Page is one of the “foot soldiers” in SAU’s recruiting efforts, said Christopher Withers, director of admissions for the university. “We all provide a different aspect…The thing about Mr. Page is that, number one, he just graduated from the college and that is something tangible that students can see and feel. Number two, he really cares about students and cares about providing customer service. This is more than just a job for him.”
Page says his experience as a student at SAU definitely helps him with his job. “Every time I recruit, I can tell students how awesome my university is,” he said. “I tell them my experience as an alum and what made me choose Saint Augustine’s University.”

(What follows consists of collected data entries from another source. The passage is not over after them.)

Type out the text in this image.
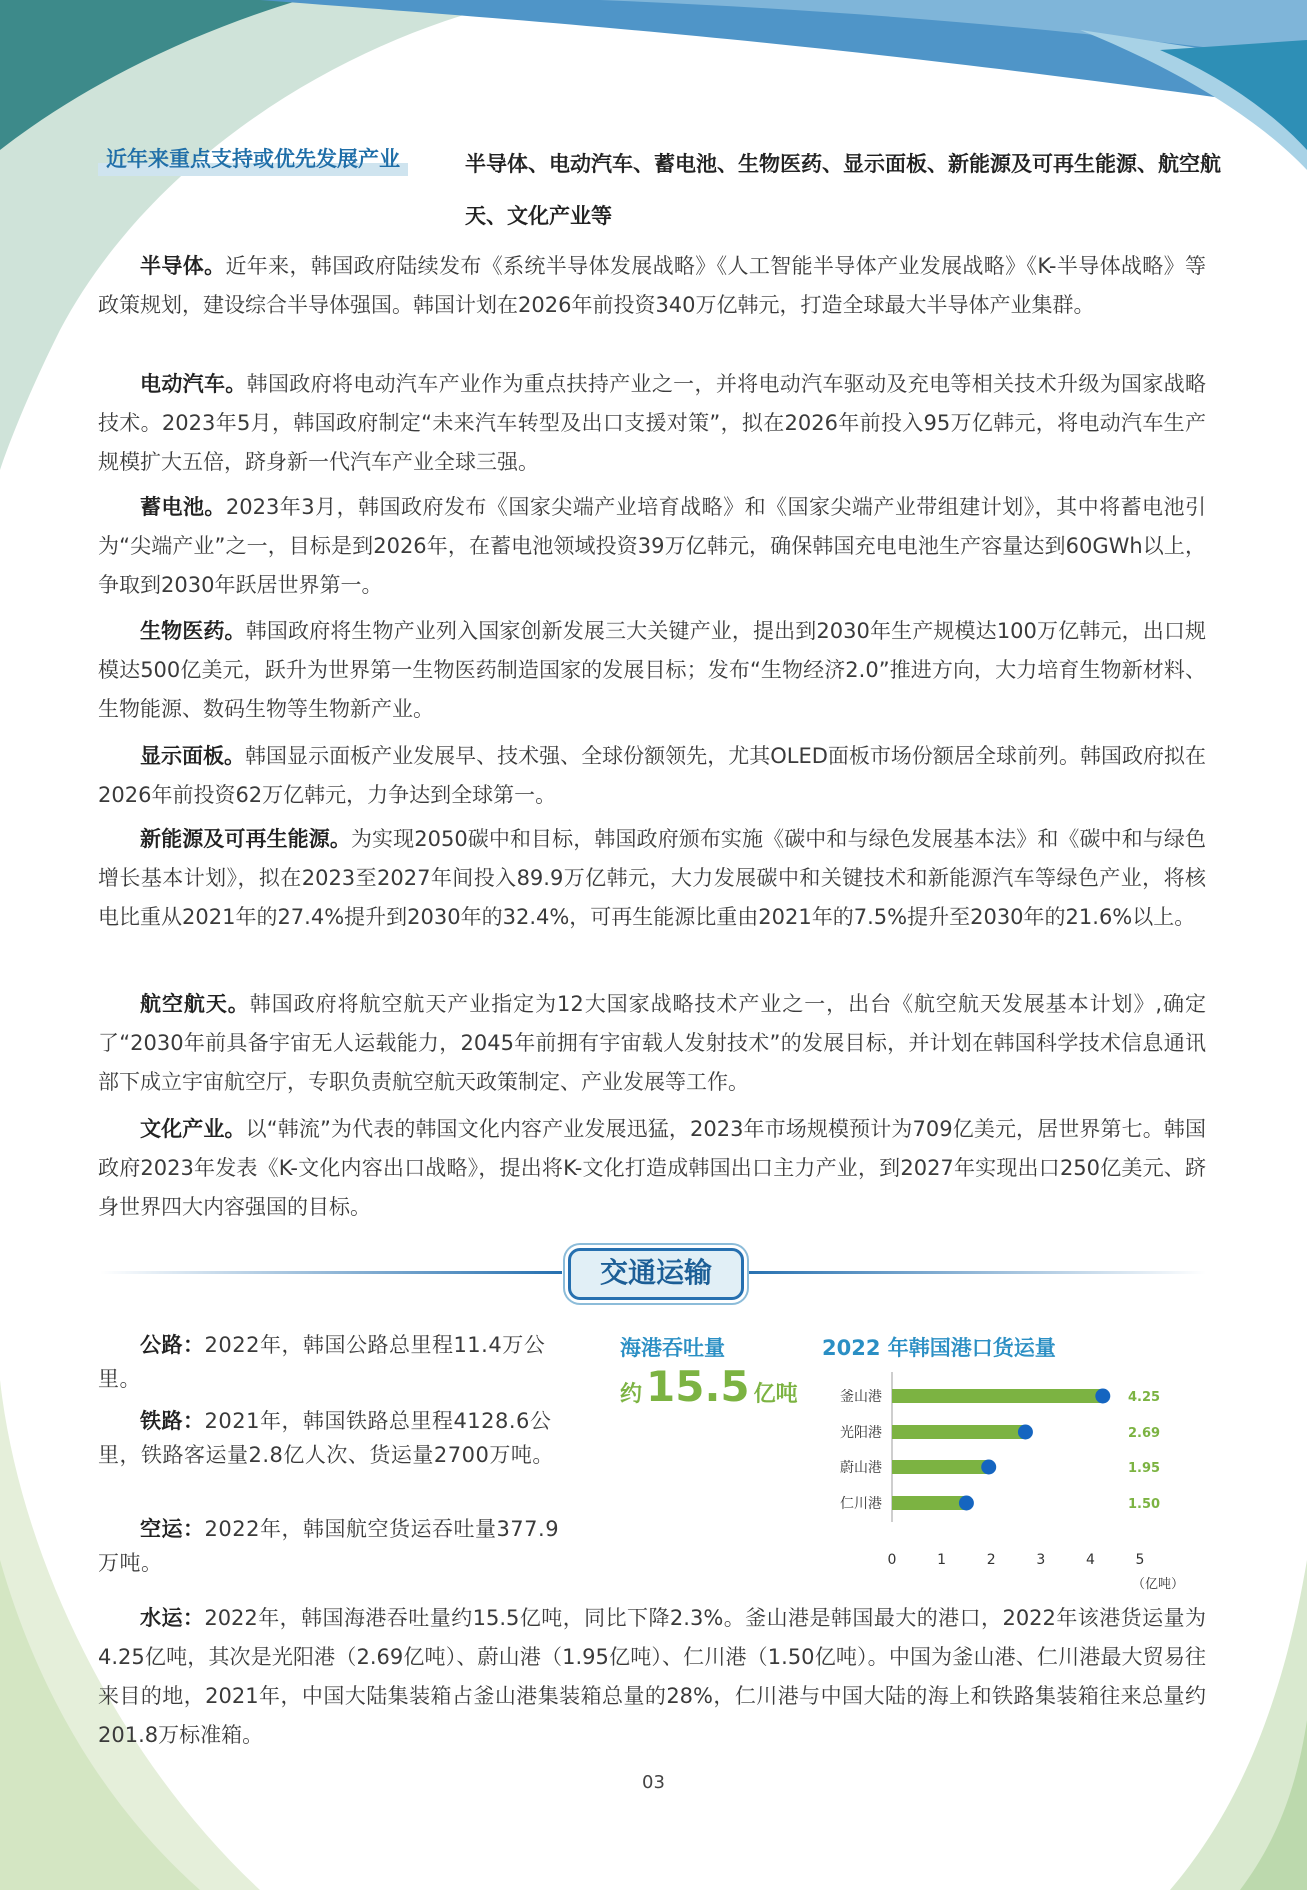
近年来重点支持或优先发展产业	半导体、电动汽车、蓄电池、生物医药、显示面板、新能源及可再生能源、航空航天、文化产业等

半导体。近年来，韩国政府陆续发布《系统半导体发展战略》《人工智能半导体产业发展战略》《K-半导体战略》等政策规划，建设综合半导体强国。韩国计划在2026年前投资340万亿韩元，打造全球最大半导体产业集群。

电动汽车。韩国政府将电动汽车产业作为重点扶持产业之一，并将电动汽车驱动及充电等相关技术升级为国家战略技术。2023年5月，韩国政府制定“未来汽车转型及出口支援对策”，拟在2026年前投入95万亿韩元，将电动汽车生产规模扩大五倍，跻身新一代汽车产业全球三强。

蓄电池。2023年3月，韩国政府发布《国家尖端产业培育战略》和《国家尖端产业带组建计划》，其中将蓄电池引为“尖端产业”之一，目标是到2026年，在蓄电池领域投资39万亿韩元，确保韩国充电电池生产容量达到60GWh以上，争取到2030年跃居世界第一。

生物医药。韩国政府将生物产业列入国家创新发展三大关键产业，提出到2030年生产规模达100万亿韩元，出口规模达500亿美元，跃升为世界第一生物医药制造国家的发展目标；发布“生物经济2.0”推进方向，大力培育生物新材料、生物能源、数码生物等生物新产业。

显示面板。韩国显示面板产业发展早、技术强、全球份额领先，尤其OLED面板市场份额居全球前列。韩国政府拟在2026年前投资62万亿韩元，力争达到全球第一。

新能源及可再生能源。为实现2050碳中和目标，韩国政府颁布实施《碳中和与绿色发展基本法》和《碳中和与绿色增长基本计划》，拟在2023至2027年间投入89.9万亿韩元，大力发展碳中和关键技术和新能源汽车等绿色产业，将核电比重从2021年的27.4%提升到2030年的32.4%，可再生能源比重由2021年的7.5%提升至2030年的21.6%以上。

航空航天。韩国政府将航空航天产业指定为12大国家战略技术产业之一，出台《航空航天发展基本计划》,确定了“2030年前具备宇宙无人运载能力，2045年前拥有宇宙载人发射技术”的发展目标，并计划在韩国科学技术信息通讯部下成立宇宙航空厅，专职负责航空航天政策制定、产业发展等工作。

文化产业。以“韩流”为代表的韩国文化内容产业发展迅猛，2023年市场规模预计为709亿美元，居世界第七。韩国政府2023年发表《K-文化内容出口战略》，提出将K-文化打造成韩国出口主力产业，到2027年实现出口250亿美元、跻身世界四大内容强国的目标。

交通运输

公路：2022年，韩国公路总里程11.4万公里。

铁路：2021年，韩国铁路总里程4128.6公里，铁路客运量2.8亿人次、货运量2700万吨。

空运：2022年，韩国航空货运吞吐量377.9万吨。

海港吞吐量
约15.5 亿吨
2022 年韩国港口货运量
釜山港	4.25
光阳港	2.69
蔚山港	1.95
仁川港	1.50
0	1	2	3	4	5
（亿吨）

水运：2022年，韩国海港吞吐量约15.5亿吨，同比下降2.3%。釜山港是韩国最大的港口，2022年该港货运量为4.25亿吨，其次是光阳港（2.69亿吨）、蔚山港（1.95亿吨）、仁川港（1.50亿吨）。中国为釜山港、仁川港最大贸易往来目的地，2021年，中国大陆集装箱占釜山港集装箱总量的28%，仁川港与中国大陆的海上和铁路集装箱往来总量约201.8万标准箱。

03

But he doesn’t only use his own experiences. “I also tell them the history of the school as being the first HBCU to have a commercial radio and television station on campus, and the significance of the Saint Agnes Hospital. I tell them about the majors and programs that we offer as a university.”
Page admits his job is not easy, but he said it is not as hard as it may seem. “My job is challenging depending on different circumstances,” he said. “I had to learn how to work with people and different personalities. I had to learn how to adjust to decisions and changes that occur on a daily basis. I believe at some point we all want to give up and throw in the towel. We all have days where we don’t want to be bothered, but in a career and in the workplace, you must set aside your differences and get the job done, not because you have to, but because staff and most importantly students depend on you. “
But Page does not try to manage on his own power. “I put God first in everything I do,” he said. “I am guided by biblical principles. I operate in the fruits of the spirit,” he said, referring to Galatians 5, which states: “… the fruit of the Spirit is love, joy, peace, forbearance, kindness, goodness, faithfulness, gentleness and self-control. “How I manage is by staying humble and making sure that I maintain who I am. I make sure I treat everyone with respect despite different circumstances or social differences.”
Ultimately, Page’s goal is to have more students follow in his footsteps and succeed even if they think the odds are against them. But he stresses that they have faith and enroll in college. One of his favorite quotes is: “A goal without a plan is just a wish.”